There are a lot of reasons for this, from his love of the game to his allegiance to teammates. And it certainly would be prudent to consider the financial benefits; his salary next season would be $2.75 million. (That would have been his pay this season. Instead, it’s understood he was eligible to receive $150,000 negotiated by the NFL and the NFL Players Association for those who voluntarily opted out of the season due to the pandemic.)
One reason to come back, though, stands out more than others: his gratitude to Chiefs coach Andy Reid for believing in his twin passions when the Chiefs considered drafting him in 2014.
“He was the only one who trusted me with medical school and saw the medical school thing as a positive thing,” Duvernay-Tardif said. “And he’s been there every step of the way.”
Beyond the fact that it’s in the nature of Reid to think of the best interests of his players, there’s a cool backstory to it that merits retelling. Reid’s mother, Elizabeth, was a radiologist who went to McGill, the same school LDT attended.
Moreover, years ago she introduced her son to colleague Danny Fortmann, a Pro Football Hall of Famer who went on to become team physician for the Los Angeles Rams. When Fortmann was drafted out of Colgate by the Chicago Bears in 1936, Reid learned, he was at a crossroads of whether to play pro football or attend medical school.

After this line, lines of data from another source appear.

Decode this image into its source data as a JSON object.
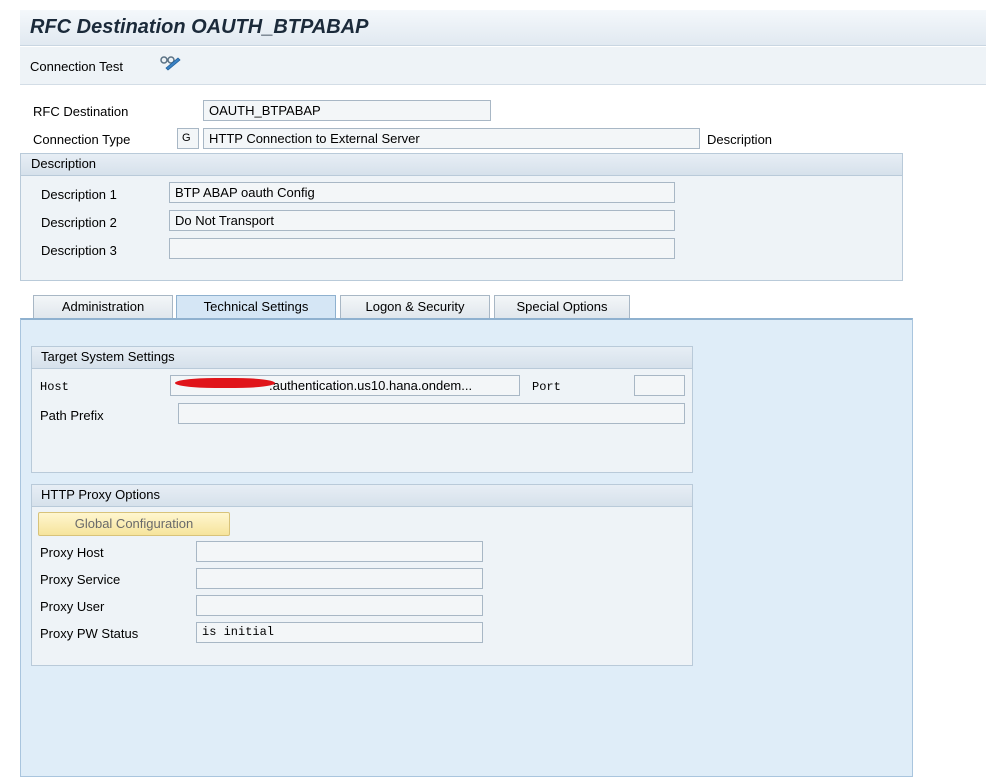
{
  "window": {
    "title": "RFC Destination OAUTH_BTPABAP"
  },
  "toolbar": {
    "connection_test": "Connection Test"
  },
  "header": {
    "rfc_destination_label": "RFC Destination",
    "rfc_destination_value": "OAUTH_BTPABAP",
    "connection_type_label": "Connection Type",
    "connection_type_code": "G",
    "connection_type_value": "HTTP Connection to External Server",
    "description_link": "Description"
  },
  "description_box": {
    "title": "Description",
    "rows": [
      {
        "label": "Description 1",
        "value": "BTP ABAP oauth Config"
      },
      {
        "label": "Description 2",
        "value": "Do Not Transport"
      },
      {
        "label": "Description 3",
        "value": ""
      }
    ]
  },
  "tabs": [
    {
      "label": "Administration",
      "active": false
    },
    {
      "label": "Technical Settings",
      "active": true
    },
    {
      "label": "Logon & Security",
      "active": false
    },
    {
      "label": "Special Options",
      "active": false
    }
  ],
  "target_system": {
    "title": "Target System Settings",
    "host_label": "Host",
    "host_value": ".authentication.us10.hana.ondem...",
    "port_label": "Port",
    "port_value": "",
    "path_prefix_label": "Path Prefix",
    "path_prefix_value": ""
  },
  "proxy": {
    "title": "HTTP Proxy Options",
    "global_config": "Global Configuration",
    "rows": [
      {
        "label": "Proxy Host",
        "value": ""
      },
      {
        "label": "Proxy Service",
        "value": ""
      },
      {
        "label": "Proxy User",
        "value": ""
      },
      {
        "label": "Proxy PW Status",
        "value": "is initial"
      }
    ]
  },
  "colors": {
    "accent": "#d5e6f5",
    "redaction": "#e0141a",
    "button": "#f6e49c"
  }
}
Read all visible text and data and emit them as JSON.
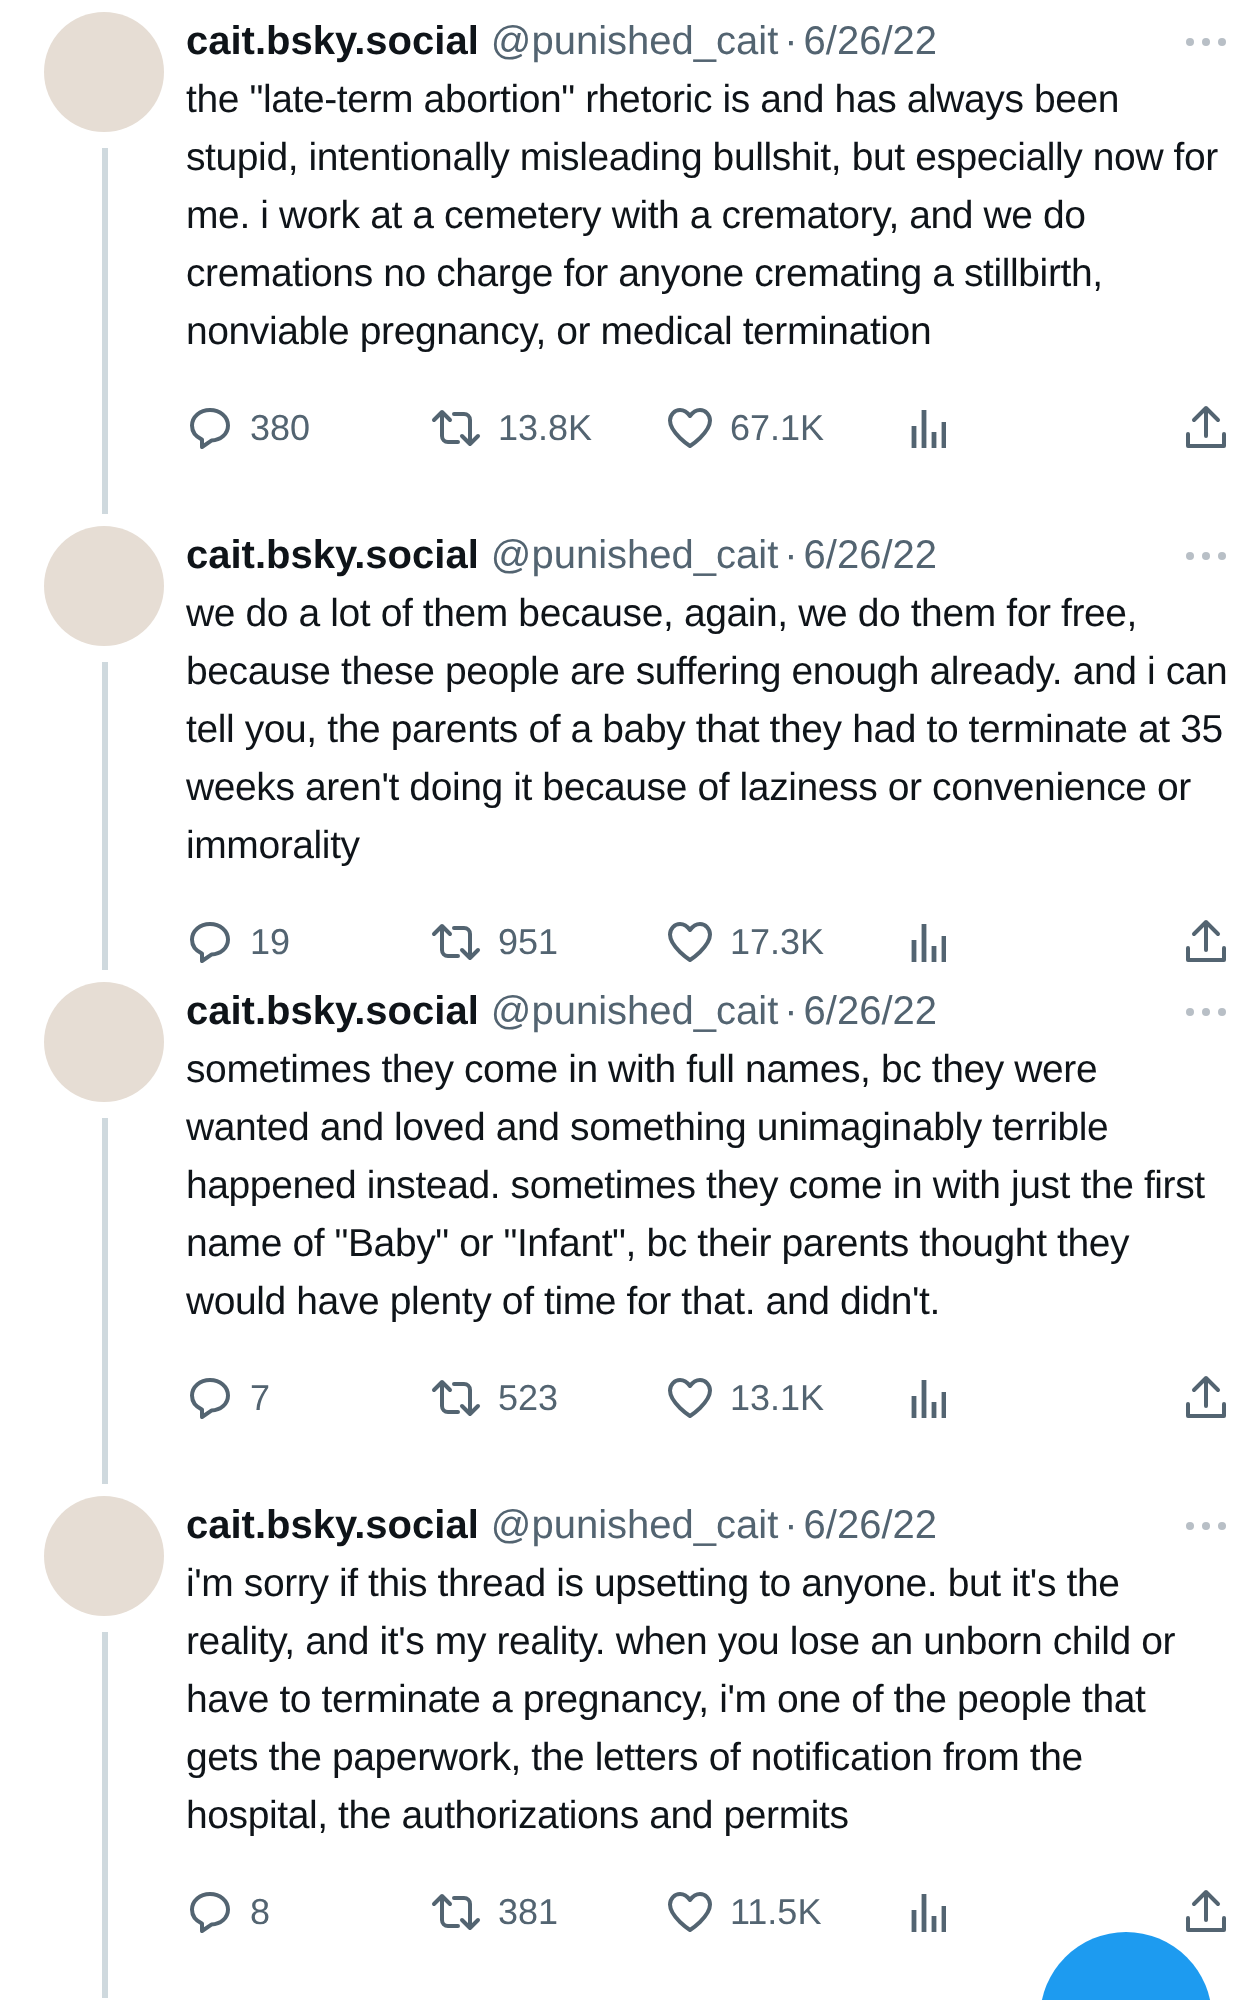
{
  "tweets": [
    {
      "name": "cait.bsky.social",
      "handle": "@punished_cait",
      "separator": "·",
      "date": "6/26/22",
      "text": "the \"late-term abortion\" rhetoric is and has always been stupid, intentionally misleading bullshit, but especially now for me. i work at a cemetery with a crematory, and we do cremations no charge for anyone cremating a stillbirth, nonviable pregnancy, or medical termination",
      "actions": [
        {
          "kind": "reply",
          "count": "380"
        },
        {
          "kind": "repost",
          "count": "13.8K"
        },
        {
          "kind": "like",
          "count": "67.1K"
        },
        {
          "kind": "views"
        },
        {
          "kind": "share"
        }
      ]
    },
    {
      "name": "cait.bsky.social",
      "handle": "@punished_cait",
      "separator": "·",
      "date": "6/26/22",
      "text": "we do a lot of them because, again, we do them for free, because these people are suffering enough already. and i can tell you, the parents of a baby that they had to terminate at 35 weeks aren't doing it because of laziness or convenience or immorality",
      "actions": [
        {
          "kind": "reply",
          "count": "19"
        },
        {
          "kind": "repost",
          "count": "951"
        },
        {
          "kind": "like",
          "count": "17.3K"
        },
        {
          "kind": "views"
        },
        {
          "kind": "share"
        }
      ]
    },
    {
      "name": "cait.bsky.social",
      "handle": "@punished_cait",
      "separator": "·",
      "date": "6/26/22",
      "text": "sometimes they come in with full names, bc they were wanted and loved and something unimaginably terrible happened instead. sometimes they come in with just the first name of \"Baby\" or \"Infant\", bc their parents thought they would have plenty of time for that. and didn't.",
      "actions": [
        {
          "kind": "reply",
          "count": "7"
        },
        {
          "kind": "repost",
          "count": "523"
        },
        {
          "kind": "like",
          "count": "13.1K"
        },
        {
          "kind": "views"
        },
        {
          "kind": "share"
        }
      ]
    },
    {
      "name": "cait.bsky.social",
      "handle": "@punished_cait",
      "separator": "·",
      "date": "6/26/22",
      "text": "i'm sorry if this thread is upsetting to anyone. but it's the reality, and it's my reality. when you lose an unborn child or have to terminate a pregnancy, i'm one of the people that gets the paperwork, the letters of notification from the hospital, the authorizations and permits",
      "actions": [
        {
          "kind": "reply",
          "count": "8"
        },
        {
          "kind": "repost",
          "count": "381"
        },
        {
          "kind": "like",
          "count": "11.5K"
        },
        {
          "kind": "views"
        },
        {
          "kind": "share"
        }
      ]
    }
  ]
}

The legendary George “Papa Bear” Halas solved it for him by supporting his aspirations to do both. Reid came to have a friendship with Fortmann and that history stuck with him as the Chiefs considered choosing Duvernay-Tardif — who the day before he was drafted 200th overall was supporting an emergency C-section with premature twins as part of his rotation in the neonatal intensive-care unit.
Even with Reid’s ongoing support, opting back in will present challenges after a year out and with limited training opportunities the last few months in particular.
With gyms closed, he adapted by building what he called a “pretty cool setup on my balcony” that includes a weightlifting apparatus or two.
Trouble is, well, a snowstorm got in the way the other day leading to what on Twitter he called a “temporary gym closure” with a photo of the issue at hand.
For all that, though, he believes he’s in “pretty good shape” given the circumstances and looks forward to his own version of the #RunItBack experience in the months to come. He’ll show up in the best physical condition he can.
And then, the bilingual Duvernay-Tardif added with a laugh: “How do you say it in English? ‘We’ll let the stones fall where they might be falling?’ “
Told the expression typically is to let the chips fall where they may, he laughed and added, “The chips, exactly, the chips.”
Here’s hoping they fall right. But whatever is to come, it’s what he did when the chips were down that told us who he really is.
And that will always be part of his enduring legacy from this season … even as he watches this Super Bowl home alone.